Artifacts for "MPC in the head using the subfield bilinear collision problem"

This folder contains the artifacts for the paper "MPC in the head using the subfield bilinear collision problem" submitted to CRYPTO 2024. This includes the necessary source code to reproduce the results from the paper.

The artifact contains the files 'maketest.sh', 'maketest-sha.sh', 'SBChypercube-unified.c', 'SBCtools.c', 'SBCunified.h' and 'SBCunified-CPUspecific.h'

The code was primarily developped on Intel/AMD processors with AES instructions available. A more portable version is also provided, however, it is much slower.

To use the Intel/AMD version, it is necessary to install the "libmd-dev" package (to get access to SHA256).
To use the more portable version, it is necessary to install crypto-algorithms by Brad Conte. This is achieved by running the command:
git clone https://github.com/B-Con/crypto-algorithms.git
in the PARENT directory of the present code artefact.

The selection between portable and Intel/AMD is done by providing an argument to the 'maketest.sh' and 'maketest-sha.sh' scripts (see below).

The code from 'SBChpbercube-unified.c' contains the implementations of all versions of the SBC scheme used in the comparison form Section 6 in the paper.
All versions use the 128-bit security level with parameters q=2, k=257 and n=130 as specified in Section 4.

The number of parties used in the signature scheme can be specified using the '-DL$i' command. We use the parameters for the 128-bit security level specified in Table 1 on page 18 of the paper. The number of parties and the number of rounds is set according the value of $i given.
$i corresponds to the log of the number of parties N=2^D that should be used.
The different versions using '-DL8', '-DL9', '-DL10', '-DL11', '-DL12', '-DL13', '-DL15', '-DL16' correspond to the parameters for N and tau specified in Table 1 in the paper.

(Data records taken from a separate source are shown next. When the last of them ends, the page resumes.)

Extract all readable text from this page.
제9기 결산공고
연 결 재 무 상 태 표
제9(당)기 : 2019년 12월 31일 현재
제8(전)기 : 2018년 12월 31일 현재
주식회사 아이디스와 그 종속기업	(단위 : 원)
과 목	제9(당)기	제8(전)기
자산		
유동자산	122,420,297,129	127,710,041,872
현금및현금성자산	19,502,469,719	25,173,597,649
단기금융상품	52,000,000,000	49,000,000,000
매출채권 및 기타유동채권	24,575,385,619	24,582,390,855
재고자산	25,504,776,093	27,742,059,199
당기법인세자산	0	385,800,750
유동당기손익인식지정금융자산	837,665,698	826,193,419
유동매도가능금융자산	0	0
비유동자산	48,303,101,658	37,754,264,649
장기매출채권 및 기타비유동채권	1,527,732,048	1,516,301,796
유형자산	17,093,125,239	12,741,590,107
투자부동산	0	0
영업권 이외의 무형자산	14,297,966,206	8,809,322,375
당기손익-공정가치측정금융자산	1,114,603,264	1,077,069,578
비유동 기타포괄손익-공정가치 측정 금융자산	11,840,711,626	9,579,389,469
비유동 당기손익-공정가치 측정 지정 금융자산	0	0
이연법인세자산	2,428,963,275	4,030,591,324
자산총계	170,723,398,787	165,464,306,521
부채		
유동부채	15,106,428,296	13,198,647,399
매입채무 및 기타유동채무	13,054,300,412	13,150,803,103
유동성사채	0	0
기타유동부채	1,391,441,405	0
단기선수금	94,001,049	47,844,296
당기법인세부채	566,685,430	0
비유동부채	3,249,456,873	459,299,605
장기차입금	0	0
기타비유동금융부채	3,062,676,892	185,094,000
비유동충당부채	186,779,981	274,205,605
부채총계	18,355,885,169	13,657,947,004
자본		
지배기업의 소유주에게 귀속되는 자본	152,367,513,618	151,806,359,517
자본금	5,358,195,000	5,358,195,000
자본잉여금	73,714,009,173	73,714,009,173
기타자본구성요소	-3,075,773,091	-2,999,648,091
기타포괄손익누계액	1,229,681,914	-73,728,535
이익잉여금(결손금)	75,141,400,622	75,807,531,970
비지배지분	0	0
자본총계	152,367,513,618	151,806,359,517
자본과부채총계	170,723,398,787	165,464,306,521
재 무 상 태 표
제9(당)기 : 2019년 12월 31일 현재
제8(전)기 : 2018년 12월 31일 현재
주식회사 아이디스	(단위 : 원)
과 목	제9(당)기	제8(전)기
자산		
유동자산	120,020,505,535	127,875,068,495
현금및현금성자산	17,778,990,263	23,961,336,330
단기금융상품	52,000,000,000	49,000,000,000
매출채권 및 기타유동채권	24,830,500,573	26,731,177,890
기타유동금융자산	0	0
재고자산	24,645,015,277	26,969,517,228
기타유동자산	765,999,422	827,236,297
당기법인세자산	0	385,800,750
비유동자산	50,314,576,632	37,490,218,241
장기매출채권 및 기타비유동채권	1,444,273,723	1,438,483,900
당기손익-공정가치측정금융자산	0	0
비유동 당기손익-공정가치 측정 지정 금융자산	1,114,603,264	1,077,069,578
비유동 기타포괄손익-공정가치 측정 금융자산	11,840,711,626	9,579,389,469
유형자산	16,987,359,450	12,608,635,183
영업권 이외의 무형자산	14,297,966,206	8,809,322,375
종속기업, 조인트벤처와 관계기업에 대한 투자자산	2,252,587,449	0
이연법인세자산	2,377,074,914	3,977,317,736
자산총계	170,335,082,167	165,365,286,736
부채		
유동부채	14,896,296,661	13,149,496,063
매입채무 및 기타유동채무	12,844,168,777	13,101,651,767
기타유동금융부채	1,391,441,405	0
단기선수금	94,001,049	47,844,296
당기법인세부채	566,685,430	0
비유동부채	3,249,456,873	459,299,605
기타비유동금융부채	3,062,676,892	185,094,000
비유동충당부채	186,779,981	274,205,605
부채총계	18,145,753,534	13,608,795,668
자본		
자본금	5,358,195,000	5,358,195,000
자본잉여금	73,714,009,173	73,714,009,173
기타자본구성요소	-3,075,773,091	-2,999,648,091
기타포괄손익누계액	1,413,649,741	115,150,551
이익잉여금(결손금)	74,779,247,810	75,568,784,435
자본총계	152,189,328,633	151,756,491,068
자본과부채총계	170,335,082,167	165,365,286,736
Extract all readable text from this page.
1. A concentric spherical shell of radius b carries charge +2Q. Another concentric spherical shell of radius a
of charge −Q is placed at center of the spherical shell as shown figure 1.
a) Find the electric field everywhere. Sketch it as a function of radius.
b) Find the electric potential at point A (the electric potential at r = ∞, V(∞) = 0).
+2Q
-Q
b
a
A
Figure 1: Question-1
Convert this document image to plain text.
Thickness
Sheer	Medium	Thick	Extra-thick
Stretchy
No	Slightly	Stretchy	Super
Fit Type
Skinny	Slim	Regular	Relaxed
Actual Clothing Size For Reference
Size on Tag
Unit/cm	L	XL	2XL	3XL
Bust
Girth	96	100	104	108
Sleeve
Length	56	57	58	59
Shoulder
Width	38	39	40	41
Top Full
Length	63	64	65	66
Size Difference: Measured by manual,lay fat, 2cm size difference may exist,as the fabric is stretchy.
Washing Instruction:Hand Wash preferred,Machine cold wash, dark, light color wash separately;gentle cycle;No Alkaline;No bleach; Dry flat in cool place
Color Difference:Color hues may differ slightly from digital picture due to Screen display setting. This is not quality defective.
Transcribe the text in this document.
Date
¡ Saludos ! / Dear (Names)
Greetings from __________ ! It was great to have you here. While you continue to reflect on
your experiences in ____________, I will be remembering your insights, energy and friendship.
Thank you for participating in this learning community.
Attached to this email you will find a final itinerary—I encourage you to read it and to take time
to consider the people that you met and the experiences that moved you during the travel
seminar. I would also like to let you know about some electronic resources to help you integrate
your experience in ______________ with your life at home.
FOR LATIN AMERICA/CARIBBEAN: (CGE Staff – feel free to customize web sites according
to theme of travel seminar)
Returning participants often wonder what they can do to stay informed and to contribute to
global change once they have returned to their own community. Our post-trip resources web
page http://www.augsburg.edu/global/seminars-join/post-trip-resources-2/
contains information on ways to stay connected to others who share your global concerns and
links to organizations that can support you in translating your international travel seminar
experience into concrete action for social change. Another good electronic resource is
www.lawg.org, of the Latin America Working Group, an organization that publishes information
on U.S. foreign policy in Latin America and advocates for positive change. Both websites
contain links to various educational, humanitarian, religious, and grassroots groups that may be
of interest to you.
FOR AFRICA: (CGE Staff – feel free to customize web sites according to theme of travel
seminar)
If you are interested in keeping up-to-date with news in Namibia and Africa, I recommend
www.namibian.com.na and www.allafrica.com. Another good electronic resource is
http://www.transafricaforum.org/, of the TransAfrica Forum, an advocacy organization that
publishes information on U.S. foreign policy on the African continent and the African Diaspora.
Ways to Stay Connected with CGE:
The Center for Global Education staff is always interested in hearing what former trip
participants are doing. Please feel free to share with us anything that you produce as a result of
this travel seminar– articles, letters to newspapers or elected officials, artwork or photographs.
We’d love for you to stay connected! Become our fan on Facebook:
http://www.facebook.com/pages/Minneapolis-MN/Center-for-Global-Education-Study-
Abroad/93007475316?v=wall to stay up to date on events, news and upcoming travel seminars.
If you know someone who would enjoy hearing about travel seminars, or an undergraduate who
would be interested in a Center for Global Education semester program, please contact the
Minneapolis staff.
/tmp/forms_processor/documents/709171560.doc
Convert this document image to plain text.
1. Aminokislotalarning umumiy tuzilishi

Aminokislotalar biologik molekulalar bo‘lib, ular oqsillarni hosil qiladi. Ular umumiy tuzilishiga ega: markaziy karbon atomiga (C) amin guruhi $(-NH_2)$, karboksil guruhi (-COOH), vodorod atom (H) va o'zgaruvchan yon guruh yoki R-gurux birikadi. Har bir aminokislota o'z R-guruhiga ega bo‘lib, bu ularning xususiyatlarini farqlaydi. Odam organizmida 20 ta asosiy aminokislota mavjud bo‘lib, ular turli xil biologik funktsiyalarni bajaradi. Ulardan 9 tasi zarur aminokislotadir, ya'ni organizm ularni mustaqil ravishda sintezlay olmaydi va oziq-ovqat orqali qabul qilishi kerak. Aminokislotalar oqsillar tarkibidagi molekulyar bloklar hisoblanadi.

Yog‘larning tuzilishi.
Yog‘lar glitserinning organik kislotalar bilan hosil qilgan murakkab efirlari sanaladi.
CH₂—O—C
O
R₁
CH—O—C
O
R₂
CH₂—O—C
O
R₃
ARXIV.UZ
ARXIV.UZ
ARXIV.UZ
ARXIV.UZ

The option '-DSBC_BASIC' means that the "SBC GGM" version of the protocol specified in Section 6 is used.

The option '-DDONTfixX' means that a basic GGM tree is used in the protocol. Not using this options means that the correlated GGM (cGGM) tree is used, obtaining a smaller signature size compared to the basic version.

The option '-DSBC_HASHED_T' means that a hash function is used to derive the value of t_0 during the protocol execution. This version is named using the superscript "SBC^H(t_0)" in the paper.

The option '-DCLASSICAL_SHA_TREE' uses SHA256 in the construction of the GGM tree. If this is not specified, a construction based on AES is used.

The option '-DCLASSICAL_FOLDING' uses the standard folding of the tree. If this is not specified, the fast folding algorithm described in Section 6.2 is used in the protocol.

With these options, the different versions of the SBC signature scheme compared in Section 6 are specified.

By running the file 'maketest.sh', a script is run which executes every parameter choice for the different versions of the SBC problem specified in Table 2 in the paper (using AES for the GGM tree).
By running the file 'maketest-sha.sh', a script is run which executes the protocol using the different GGM constructions specified in Table 5: A version using SHA256 and regular folding, a version using AES and regular folding and a version using AES and fast folding.
The outputs include the work memory size, the signature size, as well as the timings and clock cycles of the key generation, signature and verification algorithms.

To run the Intel/AMD versions using libmd, just execute 'maketest.sh' and 'maketest-sha.sh' without any argument.
To run the portable versions there are two options:
- Execute 'maketest.sh portable' or 'maketest-sha.sh portable' to use the portable AES and SHA functions from the "crypto-algorithms" repository
- Execute 'maketest.sh portablesha' or 'maketest-sha.sh portablesha' to use the SHA function from the "crypto-algorithms" repository

Warning:
The Intel/AMD versions and the portable versions do not give the exact same keys or signatures, due to a different endianness for the respective AES implementations.